2. I'm interested in the aesthetics of empathy. I find it easier to project empathically on Eastern people than Western, on poor people than rich, on people from other cultures rather than people from my own, and on people from the past rather than people from the present.
3. The images punctuating this page come from the wonderful NHK documentary The Silk Road (1980), in which a Japanese team -- helped by Chinese soldiers and officials -- travels to inaccessible sites along the Silk Road. Music is by Kitaro, a sort of one-man Japanese Tangerine Dream.
4. I've been watching hour-long segments from The Silk Road all week. Some of the commentary sounds like propaganda -- this was a Japanese-Chinese co-production made in a time when China was still very much communist. The script has clearly been vetted to eradicate any reference to tensions between the Chinese and Japanese, and to make Chinese achievements (like the "Happiness Railway" simulated in film 9, and actually activated before its completion by the Chinese government specifically for the NHK documentary) look good.
5. I don't mind that something is propaganda, in other words is an obvious lie. It can still serve my purposes, for instance embody a kind of plot in which cynicism and negativity has been completely, consciously excluded. It matters less whether something is true or false than whether it takes me somewhere.

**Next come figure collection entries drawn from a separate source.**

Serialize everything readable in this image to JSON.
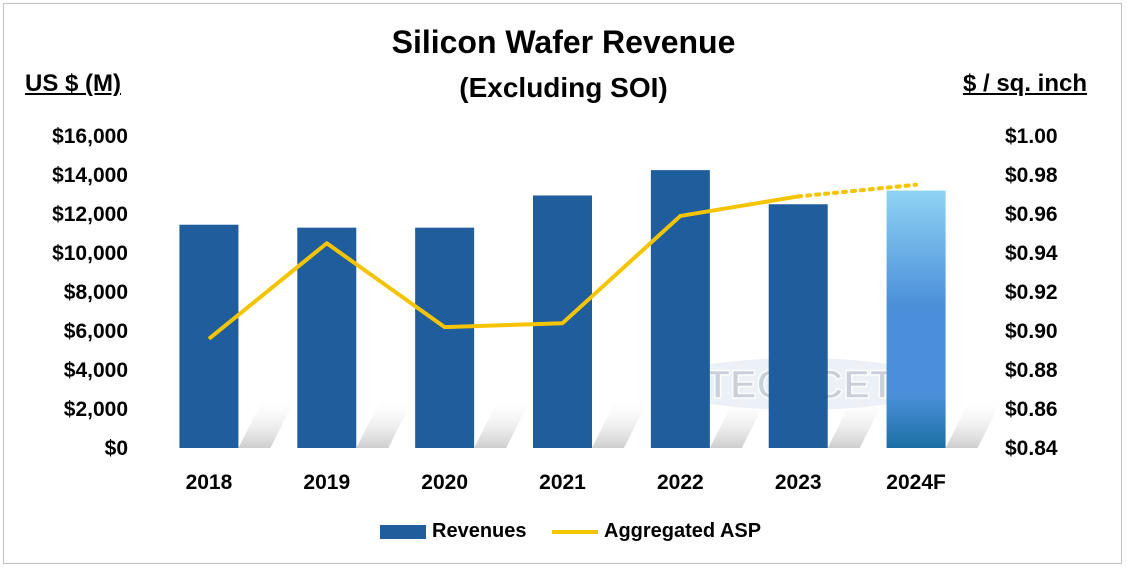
{
  "chart_data": {
    "type": "bar",
    "title": "Silicon Wafer Revenue",
    "subtitle": "(Excluding SOI)",
    "ylabel": "US $ (M)",
    "y2label": "$ / sq. inch",
    "categories": [
      "2018",
      "2019",
      "2020",
      "2021",
      "2022",
      "2023",
      "2024F"
    ],
    "ylim": [
      0,
      16000
    ],
    "y2lim": [
      0.84,
      1.0
    ],
    "yticks": [
      "$0",
      "$2,000",
      "$4,000",
      "$6,000",
      "$8,000",
      "$10,000",
      "$12,000",
      "$14,000",
      "$16,000"
    ],
    "y2ticks": [
      "$0.84",
      "$0.86",
      "$0.88",
      "$0.90",
      "$0.92",
      "$0.94",
      "$0.96",
      "$0.98",
      "$1.00"
    ],
    "series": [
      {
        "name": "Revenues",
        "type": "bar",
        "axis": "left",
        "values": [
          11450,
          11300,
          11300,
          12950,
          14250,
          12500,
          13200
        ]
      },
      {
        "name": "Aggregated ASP",
        "type": "line",
        "axis": "right",
        "values": [
          0.896,
          0.945,
          0.902,
          0.904,
          0.959,
          0.969,
          0.975
        ],
        "note_forecast_dotted_from_index": 5
      }
    ],
    "watermark": "TECHCET",
    "grid": false,
    "legend_position": "bottom"
  },
  "colors": {
    "bar": "#1f5d9c",
    "forecast_bar_top": "#8fd3f4",
    "forecast_bar_mid": "#4a8fd9",
    "forecast_bar_bottom": "#1b6fa3",
    "line": "#f5c400"
  }
}
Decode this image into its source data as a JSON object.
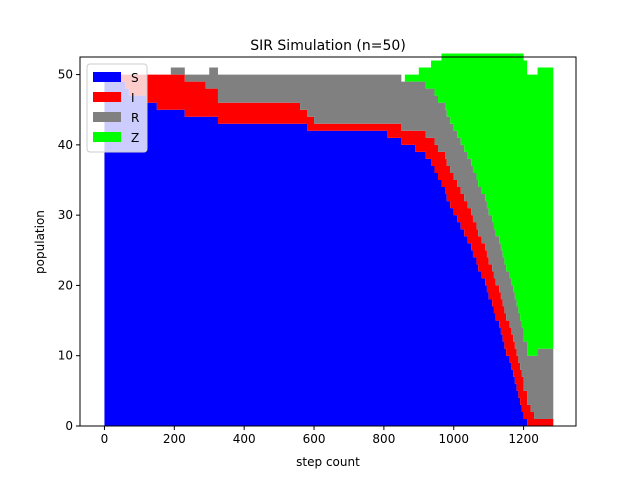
{
  "chart_data": {
    "type": "area",
    "stacked": true,
    "step": true,
    "title": "SIR Simulation (n=50)",
    "xlabel": "step count",
    "ylabel": "population",
    "xlim": [
      -70,
      1350
    ],
    "ylim": [
      0,
      52.5
    ],
    "xticks": [
      0,
      200,
      400,
      600,
      800,
      1000,
      1200
    ],
    "yticks": [
      0,
      10,
      20,
      30,
      40,
      50
    ],
    "legend_position": "top-left",
    "grid": false,
    "x_end": 1285,
    "series": [
      {
        "name": "S",
        "color": "#0000ff",
        "points": [
          [
            0,
            49
          ],
          [
            60,
            48
          ],
          [
            70,
            47
          ],
          [
            120,
            46
          ],
          [
            150,
            45
          ],
          [
            230,
            44
          ],
          [
            325,
            43
          ],
          [
            580,
            42
          ],
          [
            810,
            41
          ],
          [
            850,
            40
          ],
          [
            890,
            39
          ],
          [
            920,
            38
          ],
          [
            935,
            37
          ],
          [
            945,
            36
          ],
          [
            955,
            35
          ],
          [
            965,
            34
          ],
          [
            975,
            33
          ],
          [
            980,
            32
          ],
          [
            990,
            31
          ],
          [
            1000,
            30
          ],
          [
            1010,
            29
          ],
          [
            1020,
            28
          ],
          [
            1030,
            27
          ],
          [
            1040,
            26
          ],
          [
            1050,
            25
          ],
          [
            1055,
            24
          ],
          [
            1065,
            23
          ],
          [
            1070,
            22
          ],
          [
            1080,
            21
          ],
          [
            1090,
            20
          ],
          [
            1095,
            19
          ],
          [
            1100,
            18
          ],
          [
            1110,
            17
          ],
          [
            1115,
            16
          ],
          [
            1120,
            15
          ],
          [
            1130,
            14
          ],
          [
            1135,
            13
          ],
          [
            1140,
            12
          ],
          [
            1145,
            11
          ],
          [
            1150,
            10
          ],
          [
            1160,
            9
          ],
          [
            1165,
            8
          ],
          [
            1170,
            7
          ],
          [
            1175,
            6
          ],
          [
            1180,
            5
          ],
          [
            1185,
            4
          ],
          [
            1190,
            3
          ],
          [
            1195,
            2
          ],
          [
            1200,
            1
          ],
          [
            1210,
            0
          ]
        ]
      },
      {
        "name": "I",
        "color": "#ff0000",
        "points": [
          [
            0,
            1
          ],
          [
            60,
            2
          ],
          [
            70,
            3
          ],
          [
            120,
            4
          ],
          [
            150,
            5
          ],
          [
            230,
            5
          ],
          [
            290,
            4
          ],
          [
            325,
            3
          ],
          [
            340,
            3
          ],
          [
            560,
            2
          ],
          [
            580,
            2
          ],
          [
            600,
            1
          ],
          [
            810,
            2
          ],
          [
            850,
            2
          ],
          [
            890,
            3
          ],
          [
            920,
            3
          ],
          [
            935,
            4
          ],
          [
            945,
            4
          ],
          [
            955,
            4
          ],
          [
            965,
            5
          ],
          [
            975,
            5
          ],
          [
            980,
            5
          ],
          [
            990,
            5
          ],
          [
            1000,
            5
          ],
          [
            1010,
            5
          ],
          [
            1020,
            5
          ],
          [
            1030,
            5
          ],
          [
            1040,
            5
          ],
          [
            1050,
            5
          ],
          [
            1055,
            5
          ],
          [
            1065,
            5
          ],
          [
            1070,
            5
          ],
          [
            1080,
            5
          ],
          [
            1090,
            5
          ],
          [
            1095,
            5
          ],
          [
            1100,
            5
          ],
          [
            1110,
            5
          ],
          [
            1115,
            5
          ],
          [
            1120,
            5
          ],
          [
            1130,
            5
          ],
          [
            1135,
            5
          ],
          [
            1140,
            5
          ],
          [
            1145,
            5
          ],
          [
            1150,
            5
          ],
          [
            1160,
            5
          ],
          [
            1165,
            5
          ],
          [
            1170,
            5
          ],
          [
            1175,
            5
          ],
          [
            1180,
            5
          ],
          [
            1185,
            5
          ],
          [
            1190,
            5
          ],
          [
            1195,
            5
          ],
          [
            1200,
            4
          ],
          [
            1210,
            3
          ],
          [
            1220,
            2
          ],
          [
            1230,
            1
          ]
        ]
      },
      {
        "name": "R",
        "color": "#808080",
        "points": [
          [
            0,
            0
          ],
          [
            150,
            0
          ],
          [
            190,
            1
          ],
          [
            230,
            1
          ],
          [
            290,
            2
          ],
          [
            300,
            3
          ],
          [
            325,
            4
          ],
          [
            340,
            4
          ],
          [
            560,
            5
          ],
          [
            580,
            6
          ],
          [
            600,
            7
          ],
          [
            810,
            7
          ],
          [
            860,
            7
          ],
          [
            900,
            7
          ],
          [
            920,
            7
          ],
          [
            935,
            7
          ],
          [
            945,
            7
          ],
          [
            955,
            7
          ],
          [
            965,
            7
          ],
          [
            975,
            7
          ],
          [
            980,
            7
          ],
          [
            990,
            7
          ],
          [
            1000,
            7
          ],
          [
            1010,
            7
          ],
          [
            1020,
            7
          ],
          [
            1030,
            7
          ],
          [
            1040,
            7
          ],
          [
            1050,
            7
          ],
          [
            1055,
            7
          ],
          [
            1065,
            7
          ],
          [
            1070,
            7
          ],
          [
            1080,
            7
          ],
          [
            1090,
            7
          ],
          [
            1095,
            7
          ],
          [
            1100,
            7
          ],
          [
            1110,
            7
          ],
          [
            1115,
            7
          ],
          [
            1120,
            7
          ],
          [
            1130,
            7
          ],
          [
            1135,
            7
          ],
          [
            1140,
            7
          ],
          [
            1145,
            7
          ],
          [
            1150,
            7
          ],
          [
            1160,
            7
          ],
          [
            1165,
            7
          ],
          [
            1170,
            7
          ],
          [
            1175,
            7
          ],
          [
            1180,
            7
          ],
          [
            1185,
            7
          ],
          [
            1190,
            7
          ],
          [
            1195,
            7
          ],
          [
            1200,
            7
          ],
          [
            1210,
            7
          ],
          [
            1220,
            8
          ],
          [
            1230,
            9
          ],
          [
            1240,
            10
          ]
        ]
      },
      {
        "name": "Z",
        "color": "#00ff00",
        "points": [
          [
            0,
            0
          ],
          [
            150,
            0
          ],
          [
            190,
            0
          ],
          [
            230,
            0
          ],
          [
            290,
            0
          ],
          [
            300,
            0
          ],
          [
            325,
            0
          ],
          [
            340,
            0
          ],
          [
            560,
            0
          ],
          [
            580,
            0
          ],
          [
            600,
            0
          ],
          [
            810,
            0
          ],
          [
            860,
            1
          ],
          [
            900,
            2
          ],
          [
            920,
            3
          ],
          [
            935,
            4
          ],
          [
            945,
            5
          ],
          [
            955,
            6
          ],
          [
            965,
            7
          ],
          [
            975,
            8
          ],
          [
            980,
            9
          ],
          [
            990,
            10
          ],
          [
            1000,
            11
          ],
          [
            1010,
            12
          ],
          [
            1020,
            13
          ],
          [
            1030,
            14
          ],
          [
            1040,
            15
          ],
          [
            1050,
            16
          ],
          [
            1055,
            17
          ],
          [
            1065,
            18
          ],
          [
            1070,
            19
          ],
          [
            1080,
            20
          ],
          [
            1090,
            21
          ],
          [
            1095,
            22
          ],
          [
            1100,
            23
          ],
          [
            1110,
            24
          ],
          [
            1115,
            25
          ],
          [
            1120,
            26
          ],
          [
            1130,
            27
          ],
          [
            1135,
            28
          ],
          [
            1140,
            29
          ],
          [
            1145,
            30
          ],
          [
            1150,
            31
          ],
          [
            1160,
            32
          ],
          [
            1165,
            33
          ],
          [
            1170,
            34
          ],
          [
            1175,
            35
          ],
          [
            1180,
            36
          ],
          [
            1185,
            37
          ],
          [
            1190,
            38
          ],
          [
            1195,
            39
          ],
          [
            1200,
            40
          ],
          [
            1210,
            40
          ],
          [
            1220,
            40
          ],
          [
            1230,
            40
          ],
          [
            1240,
            40
          ]
        ]
      }
    ]
  }
}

6. "A toast to Comrade Pim!" called a colleague dressed in blue jacket and grey cap. "Without him, we could never have discovered the magnificent copper seam!" "To Pim, the model worker!" came the cry from a dozen throats.
7. During last year's Asian Women's Film Festival, the North Korean films fascinated me. I was very interested in how the machinery of plot works when you remove all negativity. I was particularly interested in plots which worked to establish the self-effacing goodness of a character, then showed this character passing due respect on to someone even more benign, diligent, indigent and self-sacrificing. Insofar as conflict drove these plots, it was the conflict of two people insisting on each other's greater worthiness.
8. I demurred, smiling, and held up a hand for silence. "It is our collective diligence that has achieved this breakthrough," I said. "Who built the tunnels that I crawled along to make my lucky discovery?" Comrade Jun smiled and looked at the floor. "Who operated the lift that brought us to the place where fresh copper was just waiting to be discovered?" Comrade Bu grinned bashfully. "And who toiled at ground level in always-difficult circumstances, maintaining the camp in this inhospitable place?" Here Comrade Pi ruffled his own hair, as if in confusion.
9. In a way, altruistic virtue is our society's final taboo. I was interested to read an entry on my Friends List today entitled I am not the weirdo here. Lucy, who wrote this blog, reports that a friend criticized her recently, saying: "You're just too nice. You think people are essentially good and decent." Lucy went on to say she made no apology for being nice, or believing the best of people.
10. "Nevertheless," cried out the foreman, "this great achievement, which came at enormous physical cost to yourself, Comrade Pim, and in the face of great risk, will be reported to the chairman of the mining committee, and he will report it to the local party chief, who will in turn send an electric dispatch to Victory City, where word of this will surely reach the Dear Leader himself!"
11. I assembled a counter-argument in my mind, something I might tell Lucy. What if we weren't simply looking at the dimension of Good - Evil, but also of Boring - Interesting? Might goodness fall on the wrong side of that sometimes, the boring side? Had Lucy read Blake's hellish proverbs ("Energy is eternal delight!")? Had she read Sade's Justine? Or even seen Brecht's plays, with their message that niceness is a luxury most people cannot afford yet? What about TS Eliot's Murder in the Cathedral, with its very Christian awareness of the temptations of martyrdom and sainthood, its caution about spiritual pride?
12. It's not nice to hate, but what if the nice hate the interesting for not being nice enough, and the interesting hate the nice for being boring?
13. Adam Curtis, in his Century of the Self, showed how Cold War games played at the Rand Corporation fed into a Cold War mindset (you can see it in James Bond, The Man from UNCLE, and a thousand other places) of slick mistrust based on the calculability of mutually-assured destruction. He showed that the most dangerous thing, in the eyes of the architects of post-war paranoia, was the altruistic public servant, someone motivated by something other than self-interest. Altruism actually fucks up the economic self-interest and gamesmanship models by making individuals act on the behalf of others.
14. And all glasses were raised to the framed, faded photograph of the Dear Leader, whose eyes seemed to twinkle, now orange, now blue, in the light of the kerosene stove.
15. I'm interested in the challenge of writing (of me writing!) about "old-fashioned" values like altruism, diligence, honour, responsibility, virtue, trustworthiness and empathy. But a devil on my shoulder whispers: "And what if virtue is simply the behaviour -- a sort of non-behaviour -- of those who lack the imagination or the courage to get into trouble? What if nice people are simply too wishy-washy, cautious and conformist to be assholes?"